Deflating Some Myths On Inflation

Updated: Aug 25 2004, 05:30am hrs
Its May 2004. The wholesale price index (WPI) on a point-to-point basis is up 4.2%. The annual average rate of inflation has crossed 5%. But no one pays any heed. The glow of the India shining campaign has not quite faded, the country is in the thick of the elections, the economy has registered strong growth in the third quarter and no one, but no one wants to listen to saner voices pointing out that the prevailing low rates of interest are simply unsustainable. They are simply written off as Cassandras of doom.

Fast forward to August 2004. At 7.96%, the inflation rate is just a whisker short of 8%. Thats a close to 90% increase in the inflation rate in little over three months. Over the same period, global oil prices have risen by just about 15%. Clearly, for all the talk of high oil prices triggering an inflationary spiral, oil is not quite the villain its made out to be. So what is A poor monsoon A statistical illusion caused by a low rate of inflation in the corresponding period last year A fortnight after the report of inflation crossing 7.5% first spooked markets, the jury is still out.

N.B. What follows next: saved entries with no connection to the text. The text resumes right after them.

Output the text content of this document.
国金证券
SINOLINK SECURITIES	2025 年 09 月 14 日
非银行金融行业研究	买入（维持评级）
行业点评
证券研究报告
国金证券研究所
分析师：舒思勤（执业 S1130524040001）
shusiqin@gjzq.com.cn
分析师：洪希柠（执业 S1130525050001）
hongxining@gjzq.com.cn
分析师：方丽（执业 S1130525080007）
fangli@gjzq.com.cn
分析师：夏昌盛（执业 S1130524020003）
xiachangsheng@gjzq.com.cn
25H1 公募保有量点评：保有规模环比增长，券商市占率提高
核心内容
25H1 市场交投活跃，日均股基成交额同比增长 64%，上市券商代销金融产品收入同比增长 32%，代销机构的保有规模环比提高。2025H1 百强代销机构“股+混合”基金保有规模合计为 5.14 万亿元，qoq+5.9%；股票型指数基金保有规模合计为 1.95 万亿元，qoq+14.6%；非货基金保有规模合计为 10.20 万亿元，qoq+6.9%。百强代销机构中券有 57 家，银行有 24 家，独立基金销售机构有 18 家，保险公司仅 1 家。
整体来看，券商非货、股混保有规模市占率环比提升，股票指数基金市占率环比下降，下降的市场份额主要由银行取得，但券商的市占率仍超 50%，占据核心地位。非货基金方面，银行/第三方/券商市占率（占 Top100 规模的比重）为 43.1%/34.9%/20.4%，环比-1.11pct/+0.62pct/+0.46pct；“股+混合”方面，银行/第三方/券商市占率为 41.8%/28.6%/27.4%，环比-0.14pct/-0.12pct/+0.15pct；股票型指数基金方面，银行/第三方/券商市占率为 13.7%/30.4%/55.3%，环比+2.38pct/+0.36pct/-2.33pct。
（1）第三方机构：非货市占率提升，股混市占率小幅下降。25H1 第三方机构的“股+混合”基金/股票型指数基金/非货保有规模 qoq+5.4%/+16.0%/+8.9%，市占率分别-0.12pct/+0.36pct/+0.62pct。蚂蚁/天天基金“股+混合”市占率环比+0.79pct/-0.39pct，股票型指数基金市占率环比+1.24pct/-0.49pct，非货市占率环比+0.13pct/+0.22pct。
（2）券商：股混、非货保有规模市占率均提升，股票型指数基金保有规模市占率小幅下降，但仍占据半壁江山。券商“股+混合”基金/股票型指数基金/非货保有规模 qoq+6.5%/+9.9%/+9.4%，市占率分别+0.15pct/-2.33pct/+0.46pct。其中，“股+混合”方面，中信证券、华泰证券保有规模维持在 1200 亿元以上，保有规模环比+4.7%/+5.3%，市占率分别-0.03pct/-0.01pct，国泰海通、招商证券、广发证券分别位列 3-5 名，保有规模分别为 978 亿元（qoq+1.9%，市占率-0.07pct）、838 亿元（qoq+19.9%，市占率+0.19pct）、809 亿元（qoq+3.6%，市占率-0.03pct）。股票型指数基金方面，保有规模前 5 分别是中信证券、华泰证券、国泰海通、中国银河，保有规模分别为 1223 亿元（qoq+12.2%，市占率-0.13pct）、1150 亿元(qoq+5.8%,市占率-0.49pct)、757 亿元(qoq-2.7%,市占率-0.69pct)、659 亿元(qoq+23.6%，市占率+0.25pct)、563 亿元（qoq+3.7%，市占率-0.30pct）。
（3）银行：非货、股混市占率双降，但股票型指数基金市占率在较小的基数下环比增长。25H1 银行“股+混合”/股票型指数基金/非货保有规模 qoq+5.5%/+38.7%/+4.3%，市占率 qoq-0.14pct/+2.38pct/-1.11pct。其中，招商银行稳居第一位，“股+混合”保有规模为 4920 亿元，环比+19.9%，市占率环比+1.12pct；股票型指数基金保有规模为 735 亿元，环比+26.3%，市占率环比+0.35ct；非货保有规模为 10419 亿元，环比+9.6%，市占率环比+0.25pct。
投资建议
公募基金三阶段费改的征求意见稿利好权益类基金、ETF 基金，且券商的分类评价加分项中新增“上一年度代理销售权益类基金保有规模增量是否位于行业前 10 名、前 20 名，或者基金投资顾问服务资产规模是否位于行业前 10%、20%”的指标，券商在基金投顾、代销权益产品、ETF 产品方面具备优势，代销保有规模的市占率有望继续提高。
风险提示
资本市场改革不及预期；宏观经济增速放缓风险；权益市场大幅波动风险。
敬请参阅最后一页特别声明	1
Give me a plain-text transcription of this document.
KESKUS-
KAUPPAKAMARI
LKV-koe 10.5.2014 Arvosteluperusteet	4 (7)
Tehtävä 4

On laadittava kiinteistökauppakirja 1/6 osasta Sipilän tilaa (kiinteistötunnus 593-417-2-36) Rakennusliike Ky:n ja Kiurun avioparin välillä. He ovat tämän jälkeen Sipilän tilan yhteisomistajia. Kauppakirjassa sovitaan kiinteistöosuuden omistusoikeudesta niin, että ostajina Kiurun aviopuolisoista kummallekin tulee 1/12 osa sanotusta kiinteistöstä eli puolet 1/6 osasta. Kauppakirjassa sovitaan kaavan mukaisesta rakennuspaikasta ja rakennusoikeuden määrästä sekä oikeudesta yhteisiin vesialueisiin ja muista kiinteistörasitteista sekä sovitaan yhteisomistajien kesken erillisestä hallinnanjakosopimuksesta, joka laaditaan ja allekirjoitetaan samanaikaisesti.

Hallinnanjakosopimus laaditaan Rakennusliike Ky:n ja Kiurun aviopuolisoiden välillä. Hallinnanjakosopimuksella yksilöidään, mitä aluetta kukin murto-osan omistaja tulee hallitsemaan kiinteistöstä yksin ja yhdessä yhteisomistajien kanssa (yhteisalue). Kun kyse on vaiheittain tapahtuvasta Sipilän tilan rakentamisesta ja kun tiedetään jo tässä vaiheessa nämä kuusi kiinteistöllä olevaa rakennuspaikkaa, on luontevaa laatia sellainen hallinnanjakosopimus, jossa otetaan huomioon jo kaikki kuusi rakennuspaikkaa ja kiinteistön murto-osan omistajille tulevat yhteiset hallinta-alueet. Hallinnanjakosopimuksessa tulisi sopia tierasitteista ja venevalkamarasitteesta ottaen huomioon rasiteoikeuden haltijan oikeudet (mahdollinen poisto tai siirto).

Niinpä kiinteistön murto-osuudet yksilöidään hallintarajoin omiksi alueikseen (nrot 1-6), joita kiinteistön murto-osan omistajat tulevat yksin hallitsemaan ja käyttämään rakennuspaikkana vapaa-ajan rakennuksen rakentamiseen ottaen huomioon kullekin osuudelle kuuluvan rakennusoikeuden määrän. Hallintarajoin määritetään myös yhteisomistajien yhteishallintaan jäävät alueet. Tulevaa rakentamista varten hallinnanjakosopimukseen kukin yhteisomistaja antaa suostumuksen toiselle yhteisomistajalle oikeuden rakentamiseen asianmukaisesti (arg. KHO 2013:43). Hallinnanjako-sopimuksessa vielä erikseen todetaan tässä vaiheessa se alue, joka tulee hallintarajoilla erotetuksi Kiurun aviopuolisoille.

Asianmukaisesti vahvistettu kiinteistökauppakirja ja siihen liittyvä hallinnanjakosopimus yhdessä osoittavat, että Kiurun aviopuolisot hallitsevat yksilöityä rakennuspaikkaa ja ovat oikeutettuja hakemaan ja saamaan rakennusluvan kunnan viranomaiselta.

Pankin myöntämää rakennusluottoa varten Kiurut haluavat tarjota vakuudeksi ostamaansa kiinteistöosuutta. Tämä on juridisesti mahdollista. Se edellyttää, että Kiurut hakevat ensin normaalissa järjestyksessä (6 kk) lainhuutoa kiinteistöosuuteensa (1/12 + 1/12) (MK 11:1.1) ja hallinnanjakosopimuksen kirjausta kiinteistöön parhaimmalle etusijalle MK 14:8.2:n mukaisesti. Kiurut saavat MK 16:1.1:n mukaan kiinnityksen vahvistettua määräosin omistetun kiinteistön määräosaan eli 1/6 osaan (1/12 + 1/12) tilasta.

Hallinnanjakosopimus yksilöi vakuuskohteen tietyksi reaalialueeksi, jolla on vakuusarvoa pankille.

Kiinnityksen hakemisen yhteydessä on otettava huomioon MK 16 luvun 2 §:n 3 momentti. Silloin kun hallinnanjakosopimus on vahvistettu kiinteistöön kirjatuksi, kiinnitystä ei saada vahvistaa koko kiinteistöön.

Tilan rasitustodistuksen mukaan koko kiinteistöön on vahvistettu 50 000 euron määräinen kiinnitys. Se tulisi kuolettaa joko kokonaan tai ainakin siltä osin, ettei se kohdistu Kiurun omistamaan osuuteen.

Worse, our priorities seem all wrong. Instead of focusing on remedial measures, rising inflation numbers have led to a furious post-mortem on why prices have risen. And on whether or not it is a transient phenomenon. Not that this is irrelevant. We do need to know the answers to frame an appropriate policy response. But we also need to move beyond analysing the past to debating what needs to be done to tackle the situation. And this, in the case of inflation, boils down to just one thing: tighten money supply.

The reason is simple: inflation is ultimately a monetary phenomenon. One could argue about its causes; about whether it is cost-push (as with rising oil prices) or demand-pull (as when there is excess demand). But as The Econ-omist points out rising inflation has always (emphasis added) been caused by excessive monetary expansion. An increase in prices, regardless of underlying reasons, can occur only if the quantum of money in the system is out of kilter with the level of economic activity.

And this is precisely whats been happening during the past 10-12 months. Thanks to the huge liquidity overhang, interest rates are lower than warranted (real interest rates are negative across a broad spectrum of maturities), encouraging consumers to go on a debt-financed buying spree. The result, inevitably, has been a sharp increase in prices.

In many ways, this should have been anticipated. The writing has been on the wall for many months now. Indeed as far back as May this year, the Reserve Bank of Indias monetary policy statement drew pointed attention to the much higher increase in money supply in 2003-04 compared to the previous year. According to the RBI, the increase in reserve money or high-powered money in 2003-04 was almost double that of the previous year at Rs 67,368 crore. Most of this increase was on account of a sharp increase in one component of reserve money the RBIs foreign currency assets. Adjusted for revaluation, this component alone shot up by Rs 1,41,428 crore. This increase was over and above an increase of Rs 82,089 crore the previous year. The result, not surprisingly, was an unprecedented increase in reserve money.

No economy, least of all one that has not seen a significant expansion in capacity, can hope to absorb additional liquidity on this scale without it showing up somewhere either in asset prices or in commodity prices. To be fair to the RBI, it did try to neutralise some of the increase in money supply through open market operations (sale of securities to mop up excess liquidity). But the scale of these operations was nowhere near what was needed to mop up the excess.

Part of the reason, of course, was the NDA governments desire to keep fueling growth through artificially lower interest rates. Sure, the RBI could have put its foot down. But its lack of independence came in the way, perhaps. Whatever the reason, the net result was that money supply through most of last year was grossly in excess of that warranted by the level of economic activity. Not surprisingly, the annual average rate of inflation inched up to 5.4% in 2003-04 as against 3.4% the previous year thats an increase of almost 60%.

So does that mean the government is barking up the wrong tree by focusing on fiscal measures Possibly. The initial package of customs and excise duty cuts on petroleum products has been followed by duty cuts on non-alloy steel. And in a clear signal that he is not done as yet, the finance minister has promised more fiscal measures, if necessary. To the extent that these measures will bring down prices, at least of the goods on which taxes have been reduced, inflationary forces will no doubt be reined in. But only briefly. Excess liquidity has to show up somewhere.

The question then is, how should the authorities go about tackling inflation Remember, worldwide, inflation has been on the rise. Most central banks have realised this and some, like the Bank of England (BoE), the Reserve Bank of Australia and the US Fed, swung into action months ago.

The RBI has already left it too late, perhaps. But it can still take a leaf out of Paul Volckers book. The legendary chairman of the US Fed in the late 70s tightened monetary policy brutally in his Saturday night special. And while it hurt the economy in the short run, it also prepared the ground for the next three decades of growth. With low inflation.

If the RBI acts now, it can pack a less lethal punch. But time is running out. It needs to act, sooner rather than later, if we are not to see a return to the double-digit inflation of the 70s.